Aktualności
28.11.2017
Sergei Krivets: Bez lekceważenia i odpuszczania.
Jacek Główczyński: W tym sezonie zagrał pan we wszystkich meczach Arki w Pucharze Polski, ale wówczas nie występował pan w "11" w ekstraklasie. Gdy przebił się pan do podstawowego, ligowego składu, zdziwiłby się pan, gdyby trzeba było wyjść na boisko w środę?
Sergei Krivets: Nie wiem, jak się będę czuł, bo w sobotę, przeciwko Sandecji zagraliśmy na bardzo ciężkim boisku. Ale oczywiście - jestem do dyspozycji trenera, chcę grać. Po części pewnie i te pucharowe mecze sprawiły, że teraz dostałem szansę od szkoleniowca i w ekstraklasie.

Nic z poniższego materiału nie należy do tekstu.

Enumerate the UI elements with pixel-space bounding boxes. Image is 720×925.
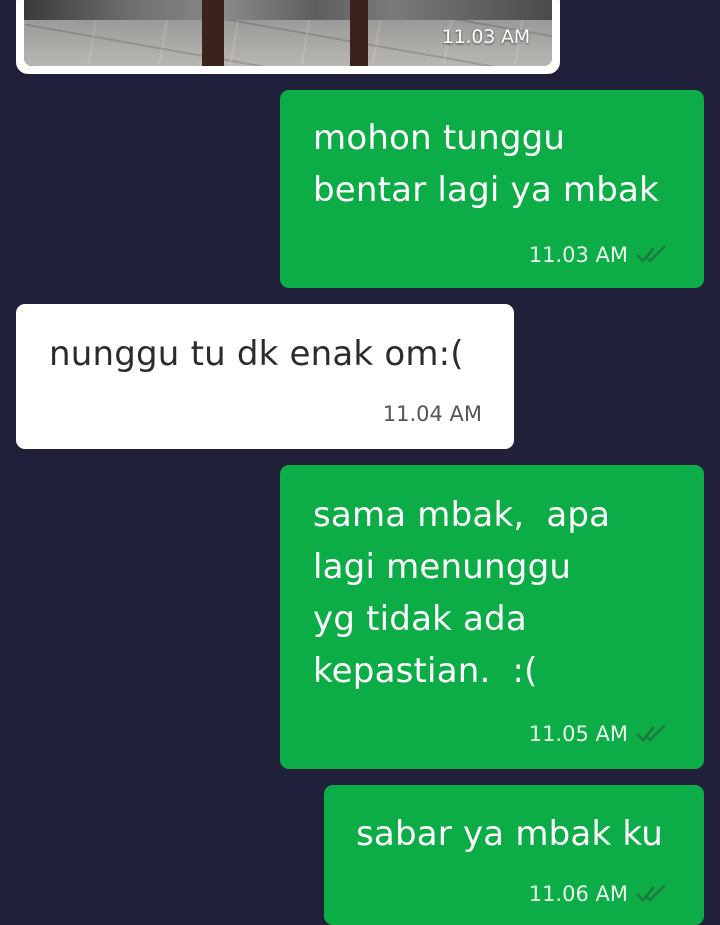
photo-table-leg: [202, 0, 224, 66]
photo-table-leg: [350, 0, 368, 66]
double-check-icon: [636, 724, 666, 742]
outgoing-message-bubble[interactable]: mohon tunggu bentar lagi ya mbak 11.03 A…: [280, 90, 704, 288]
message-meta: 11.04 AM: [383, 402, 482, 426]
message-line: kepastian. :(: [313, 651, 538, 691]
message-time: 11.03 AM: [528, 243, 628, 267]
message-meta: 11.03 AM: [529, 243, 670, 267]
message-line: nunggu tu dk enak om:(: [49, 334, 464, 374]
message-text: mohon tunggu bentar lagi ya mbak: [313, 112, 659, 216]
photo-message-bubble[interactable]: 11.03 AM: [16, 0, 560, 74]
message-meta: 11.06 AM: [529, 882, 670, 906]
message-time: 11.04 AM: [382, 402, 482, 426]
message-line: lagi menunggu: [313, 547, 572, 587]
message-line: sama mbak, apa: [313, 495, 611, 535]
message-time: 11.03 AM: [441, 26, 530, 48]
message-line: bentar lagi ya mbak: [313, 170, 659, 210]
photo-thumbnail[interactable]: 11.03 AM: [24, 0, 552, 66]
message-time: 11.05 AM: [528, 722, 628, 746]
message-time: 11.06 AM: [528, 882, 628, 906]
chat-thread: 11.03 AM mohon tunggu bentar lagi ya mba…: [0, 0, 720, 925]
double-check-icon: [636, 884, 666, 902]
message-meta: 11.05 AM: [529, 722, 670, 746]
message-line: mohon tunggu: [313, 118, 566, 158]
message-line: yg tidak ada: [313, 599, 527, 639]
message-line: sabar ya mbak ku: [356, 814, 663, 854]
double-check-icon: [636, 245, 666, 263]
outgoing-message-bubble[interactable]: sabar ya mbak ku 11.06 AM: [324, 785, 704, 925]
message-text: sabar ya mbak ku: [356, 808, 663, 860]
incoming-message-bubble[interactable]: nunggu tu dk enak om:( 11.04 AM: [16, 304, 514, 449]
message-text: sama mbak, apa lagi menunggu yg tidak ad…: [313, 489, 610, 697]
outgoing-message-bubble[interactable]: sama mbak, apa lagi menunggu yg tidak ad…: [280, 465, 704, 769]
message-text: nunggu tu dk enak om:(: [49, 328, 464, 380]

Po pokonaniu Chrobrego na jego boisku 2:0, a przed rewanżem u siebie co można powiedzieć: jesteście już jedną nogą w półfinale, czy może dmuchacie na zimne, bo koledzy pamiętają, że przed rokiem w podobnej sytuacji z Wigrami Suwałki rewanż Pucharu Polski wcale nie był formalnością?

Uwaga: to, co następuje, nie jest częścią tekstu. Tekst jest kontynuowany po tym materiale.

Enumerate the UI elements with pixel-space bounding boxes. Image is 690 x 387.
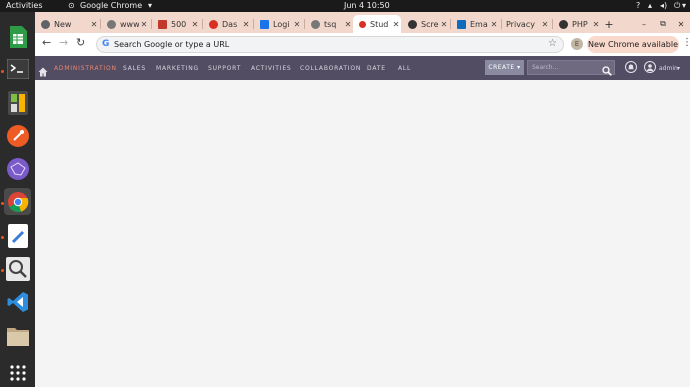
tab[interactable]: Logi ✕ bbox=[254, 15, 302, 33]
nav-marketing[interactable]: MARKETING bbox=[156, 56, 199, 82]
image-viewer-app-icon[interactable] bbox=[4, 255, 31, 282]
omnibox-placeholder: Search Google or type a URL bbox=[114, 40, 230, 49]
app-grid-icon[interactable] bbox=[4, 359, 31, 386]
postman-app-icon[interactable] bbox=[4, 122, 31, 149]
nav-all[interactable]: ALL bbox=[398, 56, 411, 82]
omnibox[interactable]: G Search Google or type a URL ☆ bbox=[96, 36, 564, 53]
tab-favicon bbox=[408, 19, 417, 29]
home-icon[interactable] bbox=[38, 62, 48, 81]
network-tool-app-icon[interactable] bbox=[4, 155, 31, 182]
app-menu[interactable]: Google Chrome bbox=[80, 0, 142, 12]
tab[interactable]: www ✕ bbox=[101, 15, 149, 33]
chevron-down-icon[interactable]: ▾ bbox=[677, 56, 680, 82]
volume-icon[interactable]: ◂) bbox=[660, 0, 667, 12]
close-icon[interactable]: ✕ bbox=[139, 20, 149, 29]
bookmark-star-icon[interactable]: ☆ bbox=[548, 38, 557, 49]
back-icon[interactable]: ← bbox=[42, 36, 51, 49]
close-icon[interactable]: ✕ bbox=[343, 20, 353, 29]
tab-favicon bbox=[457, 19, 466, 29]
close-icon[interactable]: ✕ bbox=[89, 20, 99, 29]
app-nav-bar: ADMINISTRATION SALES MARKETING SUPPORT A… bbox=[35, 56, 690, 80]
chevron-down-icon: ▾ bbox=[148, 1, 153, 10]
tab-favicon bbox=[359, 20, 366, 28]
terminal-app-icon[interactable] bbox=[4, 55, 31, 82]
chrome-app-icon[interactable] bbox=[4, 188, 31, 215]
tab-strip: New ✕ www ✕ 500 ✕ Das ✕ Logi ✕ tsq ✕ Stu… bbox=[35, 12, 690, 33]
forward-icon[interactable]: → bbox=[59, 36, 68, 49]
chrome-update-button[interactable]: New Chrome available bbox=[587, 36, 679, 53]
tab[interactable]: Ema ✕ bbox=[451, 15, 499, 33]
tab[interactable]: PHP ✕ bbox=[553, 15, 601, 33]
nav-sales[interactable]: SALES bbox=[123, 56, 146, 82]
create-button[interactable]: CREATE ▾ bbox=[485, 60, 524, 75]
profile-avatar[interactable]: E bbox=[571, 38, 583, 50]
tab[interactable]: Privacy ✕ bbox=[502, 15, 550, 33]
tab-favicon bbox=[559, 19, 568, 29]
user-name[interactable]: admin bbox=[659, 56, 678, 82]
user-avatar-icon[interactable] bbox=[644, 61, 656, 73]
restore-icon[interactable]: ⧉ bbox=[658, 15, 668, 33]
close-icon[interactable]: ✕ bbox=[241, 20, 251, 29]
chrome-app-icon: ⊙ bbox=[68, 1, 75, 10]
tab-favicon bbox=[209, 19, 218, 29]
nav-collaboration[interactable]: COLLABORATION bbox=[300, 56, 361, 82]
reload-icon[interactable]: ↻ bbox=[76, 36, 85, 49]
tab-favicon bbox=[107, 19, 116, 29]
close-window-icon[interactable]: ✕ bbox=[676, 15, 686, 33]
text-editor-app-icon[interactable] bbox=[4, 222, 31, 249]
search-icon[interactable] bbox=[602, 61, 612, 80]
tab-favicon bbox=[260, 19, 269, 29]
nav-support[interactable]: SUPPORT bbox=[208, 56, 241, 82]
tab-favicon bbox=[41, 19, 50, 29]
menu-kebab-icon[interactable]: ⋮ bbox=[682, 37, 690, 48]
nav-administration[interactable]: ADMINISTRATION bbox=[54, 56, 117, 82]
minimize-icon[interactable]: – bbox=[639, 15, 649, 33]
help-icon[interactable]: ? bbox=[636, 0, 640, 12]
nav-activities[interactable]: ACTIVITIES bbox=[251, 56, 292, 82]
tab[interactable]: tsq ✕ bbox=[305, 15, 353, 33]
toolbar: ← → ↻ G Search Google or type a URL ☆ E … bbox=[35, 33, 690, 57]
close-icon[interactable]: ✕ bbox=[540, 20, 550, 29]
activities-button[interactable]: Activities bbox=[6, 0, 43, 12]
close-icon[interactable]: ✕ bbox=[591, 20, 601, 29]
tab-active[interactable]: Stud ✕ bbox=[353, 15, 401, 33]
power-icon[interactable]: ⏻ bbox=[674, 0, 680, 12]
google-icon: G bbox=[102, 39, 110, 49]
tab[interactable]: Scre ✕ bbox=[402, 15, 449, 33]
close-icon[interactable]: ✕ bbox=[292, 20, 302, 29]
tab[interactable]: Das ✕ bbox=[203, 15, 251, 33]
new-tab-button[interactable]: + bbox=[602, 15, 616, 33]
files-app-icon[interactable] bbox=[4, 322, 31, 349]
close-icon[interactable]: ✕ bbox=[391, 20, 401, 29]
close-icon[interactable]: ✕ bbox=[190, 20, 200, 29]
spreadsheet-app-icon[interactable] bbox=[4, 23, 31, 50]
close-icon[interactable]: ✕ bbox=[439, 20, 449, 29]
calculator-app-icon[interactable] bbox=[4, 89, 31, 116]
tab[interactable]: 500 ✕ bbox=[152, 15, 200, 33]
network-icon[interactable]: ▴ bbox=[648, 0, 652, 12]
main-content bbox=[35, 80, 690, 387]
tab-favicon bbox=[158, 19, 167, 29]
nav-date[interactable]: DATE bbox=[367, 56, 386, 82]
close-icon[interactable]: ✕ bbox=[489, 20, 499, 29]
tab[interactable]: New ✕ bbox=[35, 15, 99, 33]
notifications-icon[interactable] bbox=[625, 61, 637, 73]
chevron-down-icon: ▾ bbox=[682, 1, 687, 10]
dock bbox=[0, 12, 35, 387]
clock[interactable]: Jun 4 10:50 bbox=[344, 0, 390, 12]
vscode-app-icon[interactable] bbox=[4, 288, 31, 315]
system-top-bar: Activities ⊙ Google Chrome ▾ Jun 4 10:50… bbox=[0, 0, 690, 12]
tab-favicon bbox=[311, 19, 320, 29]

Na pewno można powiedzieć, że mamy przewagę, ale to jest piłka nożna. Może być niedobrze, jeśli wkradłoby się lekceważenie rywala, czy odpuszczanie.
Wie pan pewnie także jak szybko zejść na ziemię po wygranej 5:0, bo zapewne w dorosłej piłce już takie wyniki pańskie drużyny notowały?

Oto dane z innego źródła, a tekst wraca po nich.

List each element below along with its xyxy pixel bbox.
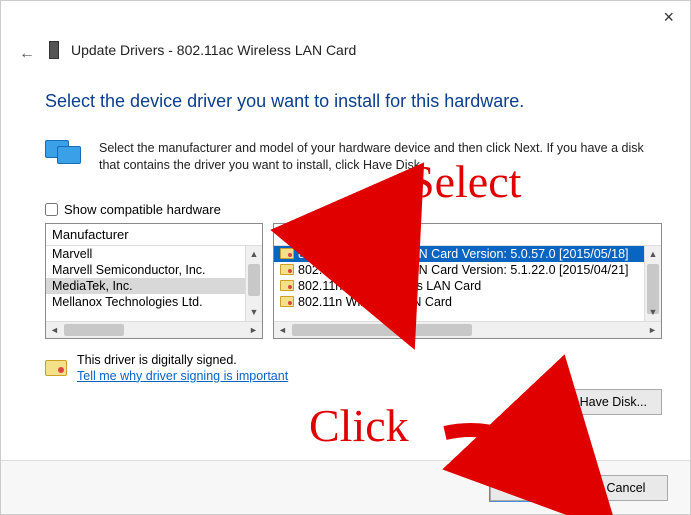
scrollbar-horizontal[interactable]: ◄ ► [46,321,262,338]
certificate-icon [280,296,294,307]
list-item[interactable]: 802.11ac Wireless LAN Card Version: 5.1.… [274,262,644,278]
signature-status: This driver is digitally signed. [77,353,288,367]
list-item[interactable]: MediaTek, Inc. [46,278,245,294]
scrollbar-horizontal[interactable]: ◄ ► [274,321,661,338]
list-item-label: 802.11n USB Wireless LAN Card [298,279,481,293]
scroll-left-icon[interactable]: ◄ [274,322,291,338]
signature-help-link[interactable]: Tell me why driver signing is important [77,369,288,383]
list-item-label: 802.11n Wireless LAN Card [298,295,452,309]
scrollbar-vertical[interactable]: ▲ ▼ [644,246,661,321]
show-compatible-checkbox[interactable]: Show compatible hardware [45,202,662,217]
instruction-text: Select the manufacturer and model of you… [99,140,662,174]
model-items: 802.11ac Wireless LAN Card Version: 5.0.… [274,246,644,321]
certificate-icon [280,248,294,259]
page-heading: Select the device driver you want to ins… [45,91,662,112]
scroll-down-icon[interactable]: ▼ [246,304,262,321]
list-item-label: 802.11ac Wireless LAN Card Version: 5.0.… [298,247,629,261]
list-item[interactable]: 802.11n USB Wireless LAN Card [274,278,644,294]
next-button[interactable]: Next [490,475,574,501]
list-item[interactable]: Mellanox Technologies Ltd. [46,294,245,310]
window-title: Update Drivers - 802.11ac Wireless LAN C… [71,42,356,58]
back-icon[interactable]: ← [19,45,35,63]
manufacturer-list[interactable]: Manufacturer Marvell Marvell Semiconduct… [45,223,263,339]
list-item[interactable]: Marvell Semiconductor, Inc. [46,262,245,278]
list-item[interactable]: 802.11n Wireless LAN Card [274,294,644,310]
model-list[interactable]: Model 802.11ac Wireless LAN Card Version… [273,223,662,339]
instruction-row: Select the manufacturer and model of you… [45,140,662,174]
close-icon[interactable]: × [663,7,674,28]
monitors-icon [45,140,85,172]
model-header: Model [274,224,661,246]
show-compatible-label: Show compatible hardware [64,202,221,217]
scroll-thumb[interactable] [292,324,472,336]
scroll-thumb[interactable] [248,264,260,296]
have-disk-button[interactable]: Have Disk... [565,389,662,415]
scroll-up-icon[interactable]: ▲ [246,246,262,263]
device-icon [49,41,59,59]
scroll-left-icon[interactable]: ◄ [46,322,63,338]
certificate-icon [45,360,67,376]
scroll-right-icon[interactable]: ► [245,322,262,338]
main-panel: Select the device driver you want to ins… [45,91,662,383]
scrollbar-vertical[interactable]: ▲ ▼ [245,246,262,321]
scroll-up-icon[interactable]: ▲ [645,246,661,263]
manufacturer-header: Manufacturer [46,224,262,246]
footer-bar: Next Cancel [1,460,690,514]
certificate-icon [280,264,294,275]
scroll-down-icon[interactable]: ▼ [645,304,661,321]
show-compatible-input[interactable] [45,203,58,216]
list-item[interactable]: 802.11ac Wireless LAN Card Version: 5.0.… [274,246,644,262]
cancel-button[interactable]: Cancel [584,475,668,501]
window-header: Update Drivers - 802.11ac Wireless LAN C… [49,41,670,59]
manufacturer-items: Marvell Marvell Semiconductor, Inc. Medi… [46,246,245,321]
scroll-thumb[interactable] [64,324,124,336]
list-item[interactable]: Marvell [46,246,245,262]
scroll-right-icon[interactable]: ► [644,322,661,338]
signature-row: This driver is digitally signed. Tell me… [45,353,662,383]
driver-lists: Manufacturer Marvell Marvell Semiconduct… [45,223,662,339]
certificate-icon [280,280,294,291]
update-drivers-window: × ← Update Drivers - 802.11ac Wireless L… [0,0,691,515]
annotation-click: Click [309,399,409,452]
list-item-label: 802.11ac Wireless LAN Card Version: 5.1.… [298,263,629,277]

No tak. Z Bate Borysów wygrywaliśmy i wyżej, bo pamiętam mecze, gdy strzelaliśmy 6 czy 7 bramek. W polskiej lidze, chyba jeszcze tak okazałego zwycięstwa nie miałem, bo z Lechem Poznań chyba na 4:0 się zatrzymywaliśmy. Ale z cały szacunkiem dla Sandecji, to jest przeciwnik, z którym zwłaszcza u siebie powinniśmy wygrywać. Dlatego nie można się nadmiernie z tego cieszyć.
Pan w tym meczu strzelił gola oraz popisał się efektownym zagraniem do Mateusza Szwocha, które on zamienił na asystę przy bramce Rubena Jurado. Do pełni szczęścia chyba jednak zabrakło jednego gola, gdy przeszkodziła kałuża?
Rzeczywiście. Byłem zły, że podanie Adama Marciniaka do mnie do doszło. Już widziałem tę piłkę może nie w bramce, ale na nodze do oddania strzału, a jednak stanęła na boisku i nie doszła do mnie.
Gdy rozmawialiśmy w połowie października mówił pan o dwóch celach: podstawowym składzie Arki i powrocie do reprezentacji Białorusi. Czy ten pierwszy jest już zrealizowany w pełni i nie odda pan miejsca w "11" do końca sezonu?
Oczywiście, że nie czuję, iż to miejsce dostałem już na stałe. Jak widzimy w Arce jest dużo zawodników, jest rywalizacja. Ja długo czekałem na tę ligową szansę. Tym bardziej wiem, że jeśli gdzieś tylko odpuszczę, mogę stracić to co ostatnio wywalczyłem. Dlatego to jest dla mnie kolejna motywacja, aby utrzymać się w składzie.